This is such precious and sacred time with my mom. It is beautiful and heart wrenching.
I keep physical contact as much as I can when I’m with her. And every time I leave the room for something she stirs and wakes up. Spirit to spirit, she knows when she’s alone, and when she’s not alone. It’s such a tender mercy to care for my momma this way.
And yet I’m so sad. I’ve thought so much about that and pondered about my feelings and if I should cry knowing such a beautiful eternal perspective. One of my favorite verses of scripture is simply “Jesus wept.” He wept with his friends in their sadness. I believe in a Savior and Heavenly Parent's in whose image I am made, and in whose emotions I feel. So I weep.
We talked about how to announce all that is happening. We decided on a simple social media heads up. Lexi helped gather some pictures to share. This has always been one of my absolute favorite pictures of my beautiful mom and baby. I wouldn’t be where I am today without these two.

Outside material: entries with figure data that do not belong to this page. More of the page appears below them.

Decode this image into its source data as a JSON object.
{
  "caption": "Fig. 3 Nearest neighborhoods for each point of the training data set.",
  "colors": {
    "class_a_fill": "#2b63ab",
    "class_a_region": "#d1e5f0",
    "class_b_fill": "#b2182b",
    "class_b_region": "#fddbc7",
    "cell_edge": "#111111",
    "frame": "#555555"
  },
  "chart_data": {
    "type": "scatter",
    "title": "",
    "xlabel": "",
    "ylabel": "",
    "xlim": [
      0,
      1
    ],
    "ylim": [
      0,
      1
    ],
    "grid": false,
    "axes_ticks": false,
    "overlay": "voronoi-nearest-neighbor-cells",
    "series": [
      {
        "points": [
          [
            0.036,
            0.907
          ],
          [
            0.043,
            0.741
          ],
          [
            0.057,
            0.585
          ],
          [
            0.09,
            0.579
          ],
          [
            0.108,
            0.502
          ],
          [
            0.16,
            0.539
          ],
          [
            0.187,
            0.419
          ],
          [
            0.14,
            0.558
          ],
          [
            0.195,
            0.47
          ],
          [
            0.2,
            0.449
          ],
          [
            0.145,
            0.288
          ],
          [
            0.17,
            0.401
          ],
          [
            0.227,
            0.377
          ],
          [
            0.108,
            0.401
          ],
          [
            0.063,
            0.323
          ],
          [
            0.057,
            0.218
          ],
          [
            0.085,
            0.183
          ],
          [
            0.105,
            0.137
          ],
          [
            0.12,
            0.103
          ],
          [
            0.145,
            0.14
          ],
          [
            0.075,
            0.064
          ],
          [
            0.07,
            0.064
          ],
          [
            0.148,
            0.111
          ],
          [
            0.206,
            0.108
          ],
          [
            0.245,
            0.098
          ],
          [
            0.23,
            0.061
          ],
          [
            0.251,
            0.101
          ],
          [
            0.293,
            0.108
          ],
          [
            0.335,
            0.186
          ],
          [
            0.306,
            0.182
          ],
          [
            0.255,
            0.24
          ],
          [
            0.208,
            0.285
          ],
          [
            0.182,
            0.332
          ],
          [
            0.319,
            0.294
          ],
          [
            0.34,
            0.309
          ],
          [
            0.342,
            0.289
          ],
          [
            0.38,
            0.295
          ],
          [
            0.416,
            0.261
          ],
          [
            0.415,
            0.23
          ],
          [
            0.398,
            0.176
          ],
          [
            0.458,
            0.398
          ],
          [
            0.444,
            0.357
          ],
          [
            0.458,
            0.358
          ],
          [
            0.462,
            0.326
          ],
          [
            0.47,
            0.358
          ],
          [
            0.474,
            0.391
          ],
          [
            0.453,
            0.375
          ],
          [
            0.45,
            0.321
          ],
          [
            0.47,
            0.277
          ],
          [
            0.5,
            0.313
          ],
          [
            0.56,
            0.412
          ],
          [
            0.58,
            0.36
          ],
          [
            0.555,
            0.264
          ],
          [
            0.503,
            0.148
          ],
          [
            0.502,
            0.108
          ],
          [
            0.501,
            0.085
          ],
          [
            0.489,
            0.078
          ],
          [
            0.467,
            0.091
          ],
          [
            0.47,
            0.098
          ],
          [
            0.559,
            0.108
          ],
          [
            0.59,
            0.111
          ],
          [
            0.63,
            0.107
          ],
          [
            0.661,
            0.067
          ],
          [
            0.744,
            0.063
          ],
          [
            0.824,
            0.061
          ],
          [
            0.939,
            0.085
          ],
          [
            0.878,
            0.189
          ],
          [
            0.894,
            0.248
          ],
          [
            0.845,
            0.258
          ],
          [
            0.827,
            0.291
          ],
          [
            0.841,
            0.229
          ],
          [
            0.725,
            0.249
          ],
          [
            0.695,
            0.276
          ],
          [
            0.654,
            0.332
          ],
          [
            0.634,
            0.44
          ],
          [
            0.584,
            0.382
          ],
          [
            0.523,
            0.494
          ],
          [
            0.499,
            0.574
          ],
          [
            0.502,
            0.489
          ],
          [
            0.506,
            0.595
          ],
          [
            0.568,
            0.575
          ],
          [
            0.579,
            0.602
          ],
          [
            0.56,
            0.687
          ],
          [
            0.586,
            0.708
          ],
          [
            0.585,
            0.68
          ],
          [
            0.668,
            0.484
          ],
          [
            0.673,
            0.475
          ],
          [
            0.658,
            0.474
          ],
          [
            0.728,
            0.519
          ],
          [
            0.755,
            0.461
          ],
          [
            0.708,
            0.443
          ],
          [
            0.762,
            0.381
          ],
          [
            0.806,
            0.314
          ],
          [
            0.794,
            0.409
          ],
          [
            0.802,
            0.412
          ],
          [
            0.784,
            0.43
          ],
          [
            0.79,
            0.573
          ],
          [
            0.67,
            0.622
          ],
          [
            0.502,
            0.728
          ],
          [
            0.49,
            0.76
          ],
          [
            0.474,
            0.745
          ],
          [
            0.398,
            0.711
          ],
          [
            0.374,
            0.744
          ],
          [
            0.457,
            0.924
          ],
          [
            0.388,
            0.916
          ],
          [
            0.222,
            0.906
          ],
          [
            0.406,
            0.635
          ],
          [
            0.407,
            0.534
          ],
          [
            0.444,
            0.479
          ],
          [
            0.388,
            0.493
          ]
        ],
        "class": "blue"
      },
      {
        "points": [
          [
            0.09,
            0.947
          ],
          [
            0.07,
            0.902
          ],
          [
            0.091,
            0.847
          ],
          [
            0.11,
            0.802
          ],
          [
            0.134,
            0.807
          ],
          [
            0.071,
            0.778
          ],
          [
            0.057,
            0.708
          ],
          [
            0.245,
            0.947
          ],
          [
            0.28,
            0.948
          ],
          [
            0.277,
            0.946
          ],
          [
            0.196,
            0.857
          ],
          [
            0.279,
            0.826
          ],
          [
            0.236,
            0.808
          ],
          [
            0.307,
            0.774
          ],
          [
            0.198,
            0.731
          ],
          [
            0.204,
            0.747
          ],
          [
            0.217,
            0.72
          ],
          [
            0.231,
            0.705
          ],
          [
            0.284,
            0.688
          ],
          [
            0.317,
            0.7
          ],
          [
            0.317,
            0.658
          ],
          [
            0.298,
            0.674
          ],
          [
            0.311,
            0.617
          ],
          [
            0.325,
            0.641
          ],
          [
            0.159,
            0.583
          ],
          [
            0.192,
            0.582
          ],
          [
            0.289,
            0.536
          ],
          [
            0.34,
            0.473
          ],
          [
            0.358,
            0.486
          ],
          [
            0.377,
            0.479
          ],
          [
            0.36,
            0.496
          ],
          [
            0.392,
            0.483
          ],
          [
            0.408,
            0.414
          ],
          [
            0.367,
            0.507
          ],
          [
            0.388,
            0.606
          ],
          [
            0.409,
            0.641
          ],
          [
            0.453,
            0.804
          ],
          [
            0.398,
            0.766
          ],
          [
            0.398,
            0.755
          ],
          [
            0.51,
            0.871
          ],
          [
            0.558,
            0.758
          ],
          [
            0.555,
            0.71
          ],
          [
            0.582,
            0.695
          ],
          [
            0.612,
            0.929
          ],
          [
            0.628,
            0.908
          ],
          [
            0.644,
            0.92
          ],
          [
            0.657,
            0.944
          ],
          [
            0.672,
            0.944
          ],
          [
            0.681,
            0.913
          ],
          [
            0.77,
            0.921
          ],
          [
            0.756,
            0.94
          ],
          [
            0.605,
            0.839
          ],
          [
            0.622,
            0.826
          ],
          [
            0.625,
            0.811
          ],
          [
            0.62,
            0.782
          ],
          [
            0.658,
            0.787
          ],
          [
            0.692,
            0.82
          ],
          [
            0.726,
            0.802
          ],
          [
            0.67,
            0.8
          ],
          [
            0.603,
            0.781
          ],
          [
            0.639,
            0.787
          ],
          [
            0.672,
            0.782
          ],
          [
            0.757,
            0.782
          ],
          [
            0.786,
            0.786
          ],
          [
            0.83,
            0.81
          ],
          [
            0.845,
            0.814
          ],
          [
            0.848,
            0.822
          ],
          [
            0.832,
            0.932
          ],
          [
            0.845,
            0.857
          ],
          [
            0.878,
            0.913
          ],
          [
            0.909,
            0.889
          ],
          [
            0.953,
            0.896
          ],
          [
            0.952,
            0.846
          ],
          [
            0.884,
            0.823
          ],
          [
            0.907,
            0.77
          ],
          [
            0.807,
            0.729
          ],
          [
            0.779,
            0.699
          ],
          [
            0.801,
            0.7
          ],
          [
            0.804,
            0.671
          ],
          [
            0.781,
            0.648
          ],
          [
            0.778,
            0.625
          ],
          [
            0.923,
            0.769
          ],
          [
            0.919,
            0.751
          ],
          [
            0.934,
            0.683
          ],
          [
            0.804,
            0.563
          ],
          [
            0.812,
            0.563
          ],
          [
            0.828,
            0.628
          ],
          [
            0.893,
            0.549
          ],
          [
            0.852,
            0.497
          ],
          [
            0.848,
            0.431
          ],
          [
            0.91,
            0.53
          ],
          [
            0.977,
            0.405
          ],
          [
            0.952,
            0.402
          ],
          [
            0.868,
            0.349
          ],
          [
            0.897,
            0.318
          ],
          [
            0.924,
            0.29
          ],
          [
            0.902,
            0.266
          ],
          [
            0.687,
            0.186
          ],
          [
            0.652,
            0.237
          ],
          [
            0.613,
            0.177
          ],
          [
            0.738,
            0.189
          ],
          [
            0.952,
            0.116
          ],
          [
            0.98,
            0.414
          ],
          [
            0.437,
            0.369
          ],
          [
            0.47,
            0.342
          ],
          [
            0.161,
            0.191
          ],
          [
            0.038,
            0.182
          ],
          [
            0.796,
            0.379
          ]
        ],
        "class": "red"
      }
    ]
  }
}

And then with our girl all grown up. 💕
Her house is covered in pictures of her grandchildren. Each one is so beloved to her.
Forever grateful we came together to celebrate our mom for her 70th birthday. I believe in celebrations.
Today she will come home and be able to be fully surrounded by love around the clock. The days feel long and short at the same time. Embracing every beautiful moment.